Beyond that from the standpoint of any other details, that's something we would have to wait till after up with ASCO would be good. In the context of your questions regarding the insulin program, first was, number one, the agency has not requested this study. It was a study that's been initiated based on our own assessment of the needs of the patient population and detailed discussions with all of the thought leaders in this space. The study protocols, of course, have been submitted and there will (Inaudible) be dialogue with the agency to confirm the use of the product in that phase4 design.

Okay, great. Thanks very much.

Sure.

Thanks, Ying.

(Operator Instructions). The next question comes from the line of Don Greco, a private investor. Please proceed with your question.

Pretty much all of my questions are answered, The PH20 and the cosmetic. I'm just wondering when maybe that might be able to go on to the market?

Thanks for calling. Just to be clear, HTI-501 is a different enzyme. It's a collagen degrading enzyme of the cathepsin family.
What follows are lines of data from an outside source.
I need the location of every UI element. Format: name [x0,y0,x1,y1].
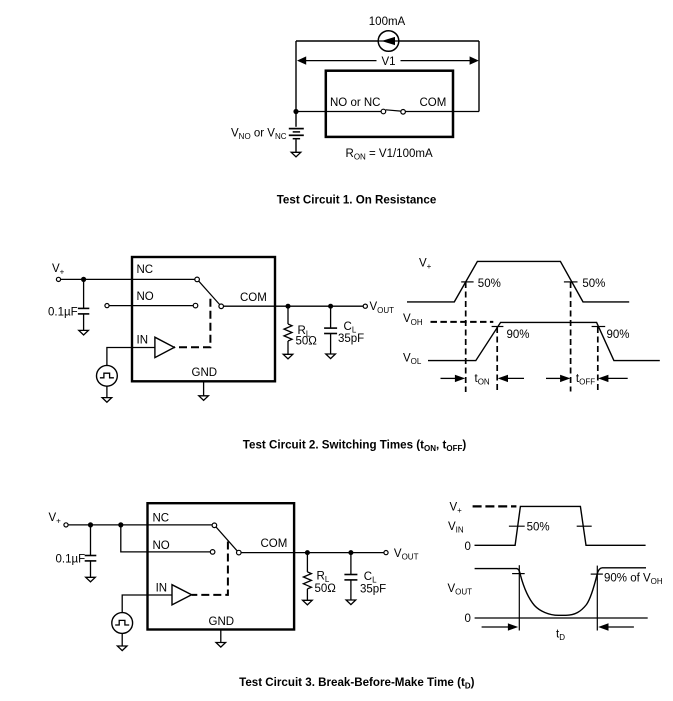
switch S1 lever [386,110,401,111]
svg-text:V1: V1 [381,56,395,68]
dashed marker t-off 50% [570,282,572,392]
svg-text:35pF: 35pF [360,583,386,595]
svg-text:90%: 90% [607,329,630,341]
wire RL to ground [306,589,308,600]
tick 90% left [512,573,525,575]
svg-text:50%: 50% [527,521,550,533]
wire to CL [350,553,352,575]
wire to RL [306,553,308,572]
marker line right [596,566,598,631]
arrow t-off right [598,375,608,382]
pin GND wire [220,630,222,643]
node junction RL [286,304,291,309]
wire capacitor to ground [83,314,85,330]
svg-text:COM: COM [240,292,267,304]
svg-text:Test Circuit 1. On Resistance: Test Circuit 1. On Resistance [277,193,437,206]
switch box U1 [326,71,453,137]
switch S3 pole COM [237,550,242,555]
svg-text:0.1µF: 0.1µF [48,306,78,318]
wire CL to ground [330,334,332,354]
actuator dashed link [192,542,228,595]
wire V+ to NC contact [61,278,195,280]
pulse generator G2 [97,365,118,386]
dashed level V+ [473,505,517,507]
switch S3 contact NC [212,523,217,528]
wire generator to ground [106,386,108,397]
wire junction to capacitor [83,279,85,308]
svg-text:NC: NC [137,264,154,276]
node junction cap [81,277,86,282]
waveform input [475,506,646,545]
terminal VOUT [384,551,388,555]
ground [283,354,293,359]
battery V1 source [289,128,304,130]
svg-text:IN: IN [156,582,168,594]
svg-text:IN: IN [137,335,149,347]
wire NO [109,305,193,307]
svg-text:NC: NC [153,512,170,524]
terminal V+ [64,523,68,527]
wire IN from pulse generator [107,348,155,366]
node junction CL [328,304,333,309]
svg-text:0: 0 [465,613,471,625]
svg-text:NO: NO [137,291,154,303]
svg-text:COM: COM [261,538,288,550]
svg-text:90%: 90% [507,329,530,341]
pin GND wire [203,381,205,395]
switch S2 pole COM [219,304,224,309]
capacitor CL 35pF [344,574,357,576]
svg-text:COM: COM [420,97,447,109]
wire NO branch [121,525,211,552]
terminal V+ [56,277,60,281]
ground [303,600,313,605]
ground [326,354,336,359]
wire top loop [296,40,479,42]
wire to CL [330,306,332,328]
waveform output plateau left [475,568,518,570]
tick 50% rising [509,525,525,527]
arrow tD left [482,626,510,628]
dimension arrow V1 [305,60,377,62]
wire junction to capacitor [90,525,92,556]
arrow tD right [598,623,608,630]
dashed marker t-off 90% [597,327,599,392]
node junction NO branch [118,522,123,527]
tick 90% falling [592,326,606,328]
capacitor C1 0.1uF [78,307,89,309]
capacitor CL 35pF [324,327,337,329]
waveform output [428,322,660,360]
switch S2 contact NO [193,303,198,308]
waveform input V+ [407,261,629,302]
ground [86,577,96,582]
node junction at battery [293,109,298,114]
svg-text:50Ω: 50Ω [296,335,318,347]
switch S1 pole right [401,110,406,115]
dashed level VOH [431,321,494,323]
wire generator to ground [121,634,123,646]
wire left vertical [295,41,297,127]
node junction CL [348,550,353,555]
arrow t-on left [441,377,457,379]
ground [199,396,209,401]
arrow t-off left [546,377,562,379]
arrow t-on right [498,375,508,382]
svg-text:50%: 50% [478,278,501,290]
svg-text:100mA: 100mA [369,16,406,28]
tick 90% right [591,573,603,575]
tick 50% rising [461,281,473,283]
svg-text:NO or NC: NO or NC [330,97,380,109]
driver buffer A3 [172,585,192,605]
wire RL to ground [287,341,289,354]
switch box U2 [132,257,275,381]
dashed marker t-on 50% [465,282,467,392]
switch S3 lever [216,527,237,551]
actuator dashed link [174,299,210,348]
pulse generator G3 [112,613,133,634]
ground [346,600,356,605]
switch S2 contact NC [195,277,200,282]
node junction RL [305,550,310,555]
resistor RL 50ohm [303,572,311,589]
tick 50% falling [577,525,592,527]
svg-text:35pF: 35pF [338,333,364,345]
waveform output bathtub curve [517,568,646,616]
svg-text:GND: GND [192,367,218,379]
axis zero [475,617,648,619]
switch S1 contact left [381,109,386,114]
marker line left [518,565,520,630]
wire COM to VOUT [241,552,384,554]
wire to RL [287,306,289,324]
svg-text:Test Circuit 3. Break-Before-M: Test Circuit 3. Break-Before-Make Time (… [239,676,475,691]
svg-text:0.1µF: 0.1µF [56,553,86,565]
tick 50% falling [564,281,578,283]
svg-text:GND: GND [209,616,235,628]
current source I1 100mA [378,31,399,52]
svg-text:50Ω: 50Ω [315,583,337,595]
switch S2 lever [199,281,220,304]
wire COM to VOUT [224,305,364,307]
svg-text:NO: NO [153,540,170,552]
node junction cap [88,522,93,527]
ground [117,646,127,651]
tick 90% rising [492,326,504,328]
wire IN from pulse generator [122,595,172,613]
ground [102,398,112,403]
wire right vertical [478,41,480,112]
wire battery to ground [295,140,297,153]
svg-text:0: 0 [465,541,471,553]
ground [291,152,301,157]
wire CL to ground [350,580,352,600]
ground [79,330,89,335]
terminal VOUT [363,304,367,308]
wire switch left [296,111,381,113]
svg-text:50%: 50% [582,278,605,290]
ground [216,643,226,648]
terminal NO open [105,304,109,308]
switch box U3 [148,503,295,629]
driver buffer A2 [155,337,174,357]
capacitor C3 0.1uF [85,555,97,557]
dashed marker t-on 90% [496,327,498,392]
switch S3 contact NO [210,550,215,555]
wire capacitor to ground [90,561,92,577]
resistor RL 50ohm [284,324,292,341]
wire switch right [406,111,480,113]
wire V+ to NC contact [68,524,212,526]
From a timeframe on this, I think after this particular proof of concept study, there are a large number of studies that would be necessary before that's ready for commercial introduction.

Thanks for the response.

(Operator Instructions). Dr. Frost there are no further questions at this time. I would like to turn the floor back over to you for closing comments.

I'd like to thank everyone for joining us today and look forward to seeing you at conferences coming up.

This concludes today's teleconference. You may disconnect your lines at this time. Thank you for your participation.